Port Royale, conquistando los mares

Eran tiempos difíciles para nuestra patria. El hambre, la peste y la pobreza reinaban en la sociedad, evidenciando la ostentosidad de los que reinaban en verdad. La patria iba bien decían, el oro y comercio de la nueva ruta a las indias aumentaba día a día las arcas de nuestra nación. Pero las arcas no eran para el pueblo.

Harto ya de ver tanto sufrimiento contrastado con historias de aventura y riqueza más allá de los mares, decidí hacer honor a mis ancestros y como buen marinero y mercader de tradición familiar, vendí mis pocas propiedades y marché al nuevo continente. Un nuevo mundo de negocios, aventuras y tesoros esperaba mi llegada…

El viaje fue mucho peor de lo esperado. Cuando los viejos marineros te narran sus viajes y proezas, uno tiende a quedarse con las hazañas y ganancias. Marinero desde mi infancia, confiado y experimentado, el gran océano nos mostró sus peores tempestades y eternas calmas. De poco servían mis anteriores viajes por el tranquilo Mare Nostrum, cuando el oponente nos atacaba con olas de más de 8 metros sin costa a la vista en la que refugiarse.

No me excederé en contar las penurias de un viaje sin fin, como años después me recordaría un amigo y rival de tierras inglesas, nosotros sólo éramos dos soñadores más de los miles y miles que sufrieron el mismo suplicio. Tras interminables semanas que parecieron años, el nuevo mundo apareció ante mis ojos.

Cientos de islas repletas de frondosas selvas rivalizaban con miles de barcos de todo tipo sorteando las mismas. Banderas de las mayores potencias se mezclaban con navíos mercantes y otros de dudosa procedencia. Aún no hacía un siglo que la Corona había llegado a aquellas inhóspitas costas, pero ese tiempo había sido suficiente para plagar aquel mar de islas con puertos y ciudades bajo nuestra bandera junto a las de nuestros enemigos o rivales europeos. Las coronas de media Europa competían en una carrera en la que el cacao, cáñamo, oro y otros productos condicionaban la victoria o derrota.

Mi llegada a la colonia de Margarita fue tal como pensaba, una vez pisé tierra firme me transformé en un completo desconocido entre cientos de marineros, comerciantes, obreros, autóctonos y soldados. No fue ninguna sorpresa, era lo que esperaba. En mi bolsillo interior, conservaba una gastada bolsa con la cantidad de oro necesario para empezar una nueva vida. No necesitaba nada más.

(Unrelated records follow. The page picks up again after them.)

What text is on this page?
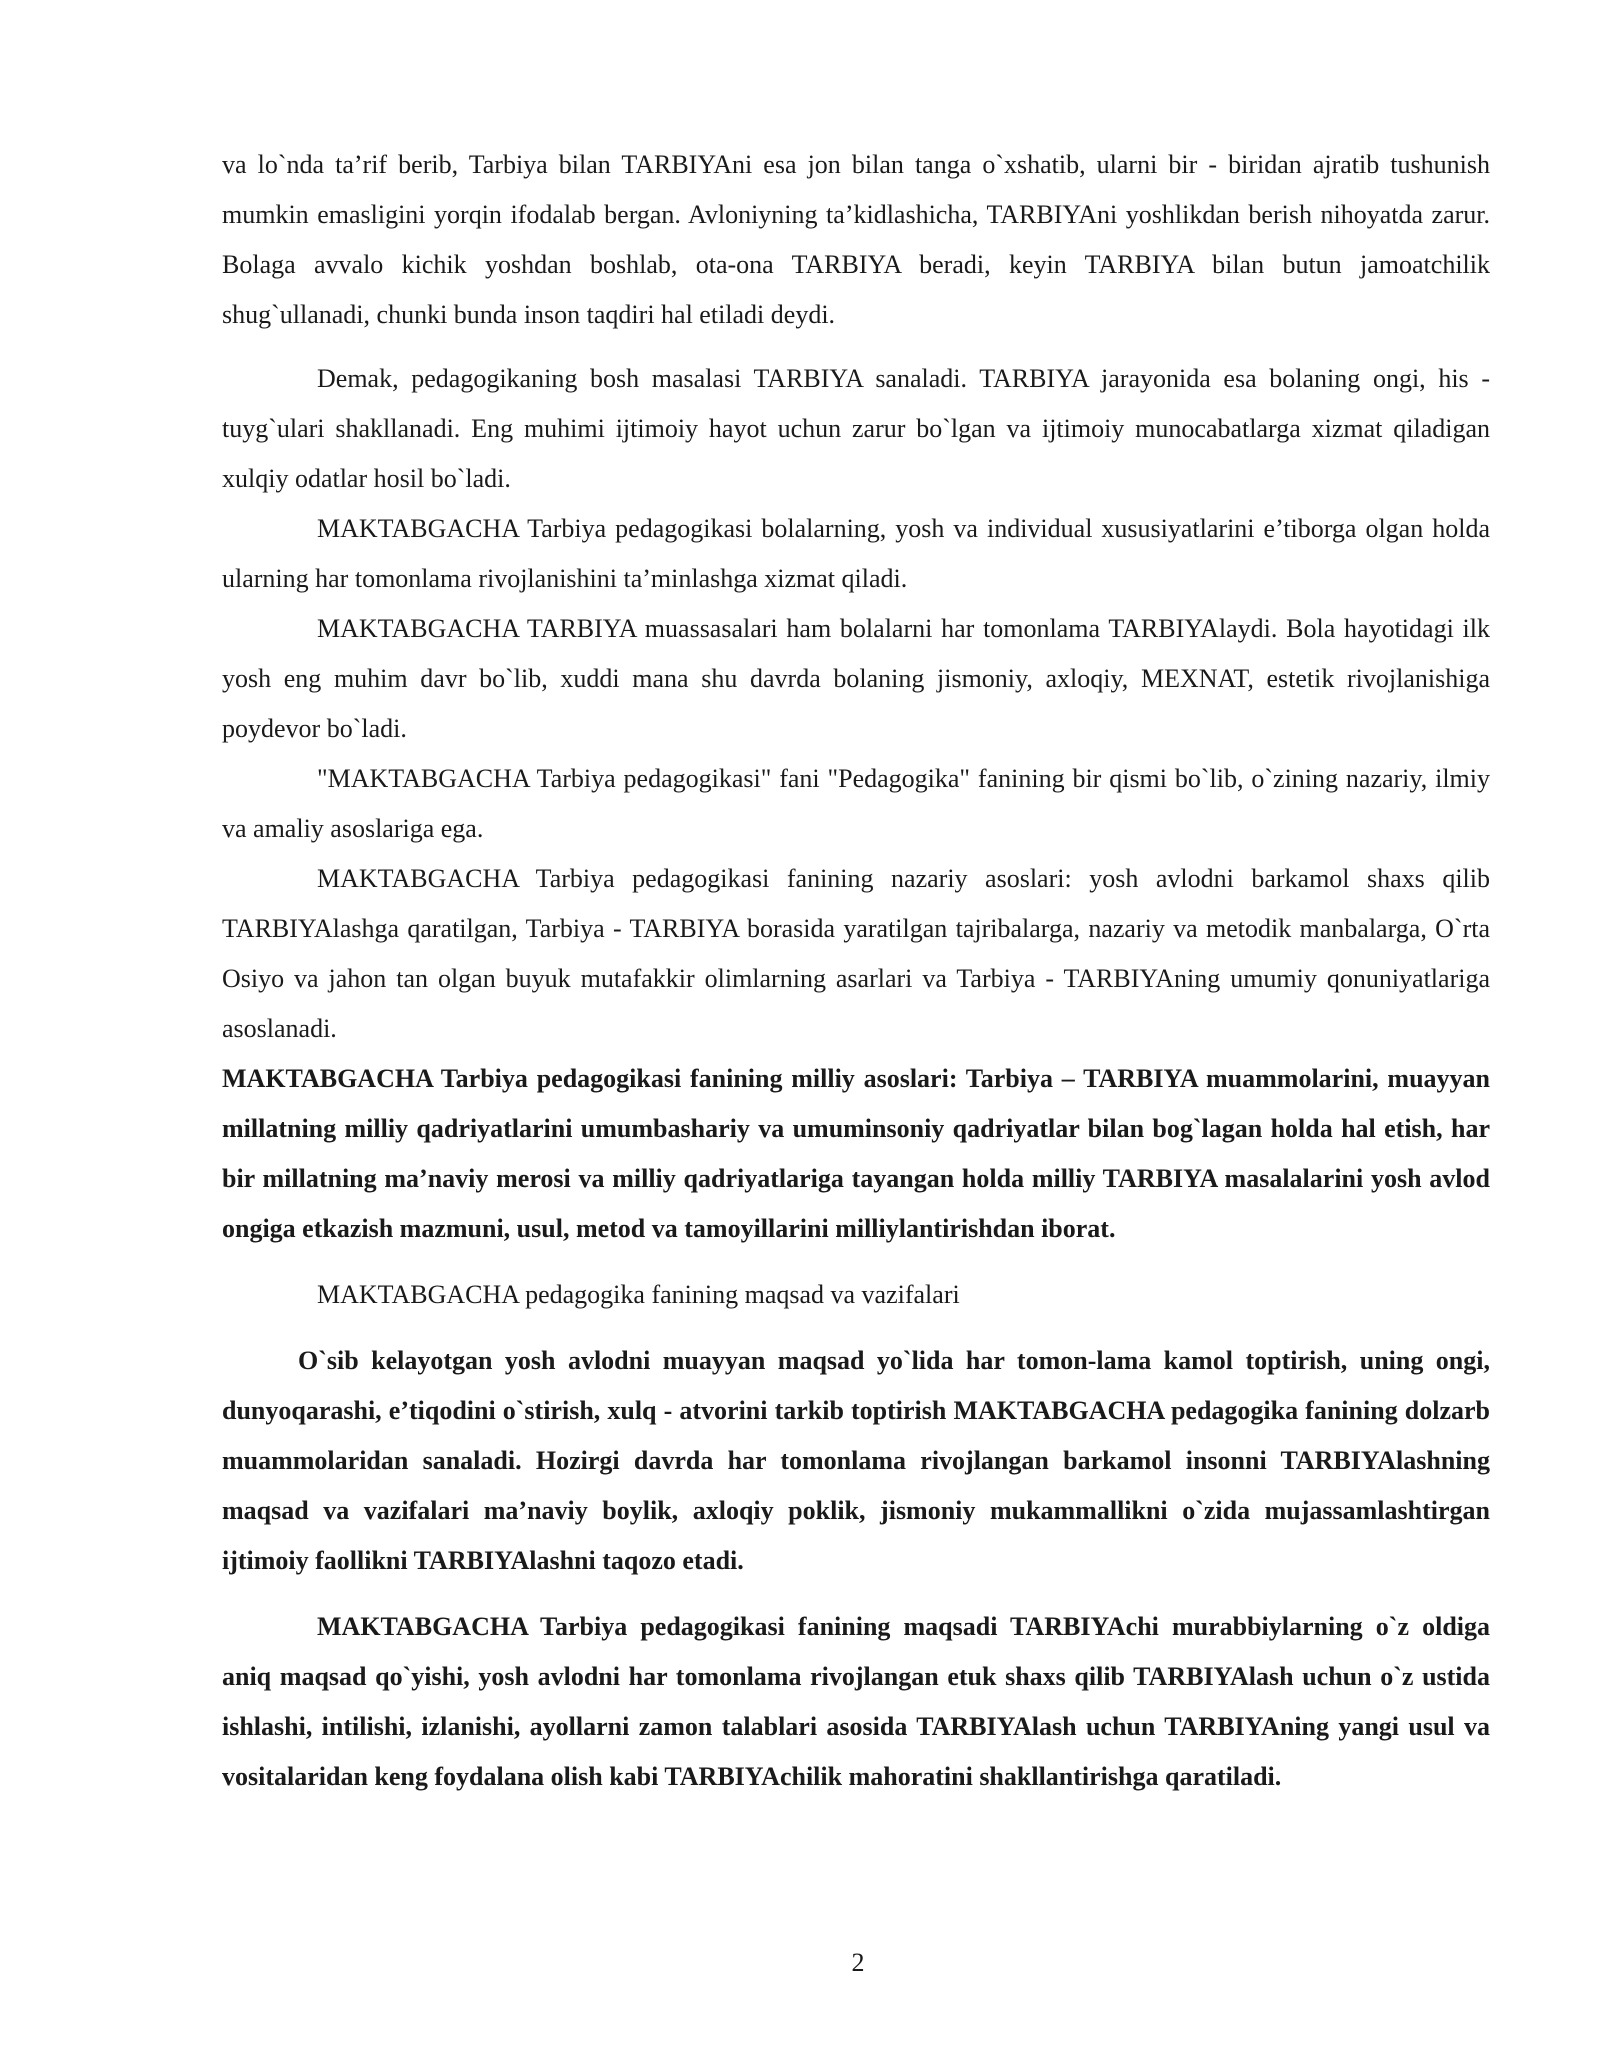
va lo`nda ta’rif berib, Tarbiya bilan TARBIYAni esa jon bilan tanga o`xshatib, ularni bir - biridan ajratib tushunish mumkin emasligini yorqin ifodalab bergan. Avloniyning ta’kidlashicha, TARBIYAni yoshlikdan berish nihoyatda zarur. Bolaga avvalo kichik yoshdan boshlab, ota-ona TARBIYA beradi, keyin TARBIYA bilan butun jamoatchilik shug`ullanadi, chunki bunda inson taqdiri hal etiladi deydi.

Demak, pedagogikaning bosh masalasi TARBIYA sanaladi. TARBIYA jarayonida esa bolaning ongi, his - tuyg`ulari shakllanadi. Eng muhimi ijtimoiy hayot uchun zarur bo`lgan va ijtimoiy munocabatlarga xizmat qiladigan xulqiy odatlar hosil bo`ladi.

MAKTABGACHA Tarbiya pedagogikasi bolalarning, yosh va individual xususiyatlarini e’tiborga olgan holda ularning har tomonlama rivojlanishini ta’minlashga xizmat qiladi.

MAKTABGACHA TARBIYA muassasalari ham bolalarni har tomonlama TARBIYAlaydi. Bola hayotidagi ilk yosh eng muhim davr bo`lib, xuddi mana shu davrda bolaning jismoniy, axloqiy, MEXNAT, estetik rivojlanishiga poydevor bo`ladi.

"MAKTABGACHA Tarbiya pedagogikasi" fani "Pedagogika" fanining bir qismi bo`lib, o`zining nazariy, ilmiy va amaliy asoslariga ega.

MAKTABGACHA Tarbiya pedagogikasi fanining nazariy asoslari: yosh avlodni barkamol shaxs qilib TARBIYAlashga qaratilgan, Tarbiya - TARBIYA borasida yaratilgan tajribalarga, nazariy va metodik manbalarga, O`rta Osiyo va jahon tan olgan buyuk mutafakkir olimlarning asarlari va Tarbiya - TARBIYAning umumiy qonuniyatlariga asoslanadi.

MAKTABGACHA Tarbiya pedagogikasi fanining milliy asoslari: Tarbiya – TARBIYA muammolarini, muayyan millatning milliy qadriyatlarini umumbashariy va umuminsoniy qadriyatlar bilan bog`lagan holda hal etish, har bir millatning ma’naviy merosi va milliy qadriyatlariga tayangan holda milliy TARBIYA masalalarini yosh avlod ongiga etkazish mazmuni, usul, metod va tamoyillarini milliylantirishdan iborat.

MAKTABGACHA pedagogika fanining maqsad va vazifalari

O`sib kelayotgan yosh avlodni muayyan maqsad yo`lida har tomon-lama kamol toptirish, uning ongi, dunyoqarashi, e’tiqodini o`stirish, xulq - atvorini tarkib toptirish MAKTABGACHA pedagogika fanining dolzarb muammolaridan sanaladi. Hozirgi davrda har tomonlama rivojlangan barkamol insonni TARBIYAlashning maqsad va vazifalari ma’naviy boylik, axloqiy poklik, jismoniy mukammallikni o`zida mujassamlashtirgan ijtimoiy faollikni TARBIYAlashni taqozo etadi.

MAKTABGACHA Tarbiya pedagogikasi fanining maqsadi TARBIYAchi murabbiylarning o`z oldiga aniq maqsad qo`yishi, yosh avlodni har tomonlama rivojlangan etuk shaxs qilib TARBIYAlash uchun o`z ustida ishlashi, intilishi, izlanishi, ayollarni zamon talablari asosida TARBIYAlash uchun TARBIYAning yangi usul va vositalaridan keng foydalana olish kabi TARBIYAchilik mahoratini shakllantirishga qaratiladi.

2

Tras observar la frenética actividad que reinaba en la ciudad, conocer sus gentes, autoridades y estudiar los productos con los que podría comenzar mi empresa, el siguiente paso fue descubrir a quién podría vender mis productos. El gran negocio de las colonias consistía en llevar metales preciosos y productos exóticos al viejo continente, pero yo era un pobre mercader sin navíos ni tripulación y los recursos necesarios para realizar tal hazaña. En consecuencia, mi empresa consistiría en proveer a las diferentes ciudades de sus necesidades y posteriormente, nutrir a las grandes flotas que surcaban el océano con aquellos productos que necesitasen. Pero como en todo negocio, debía empezar desde abajo…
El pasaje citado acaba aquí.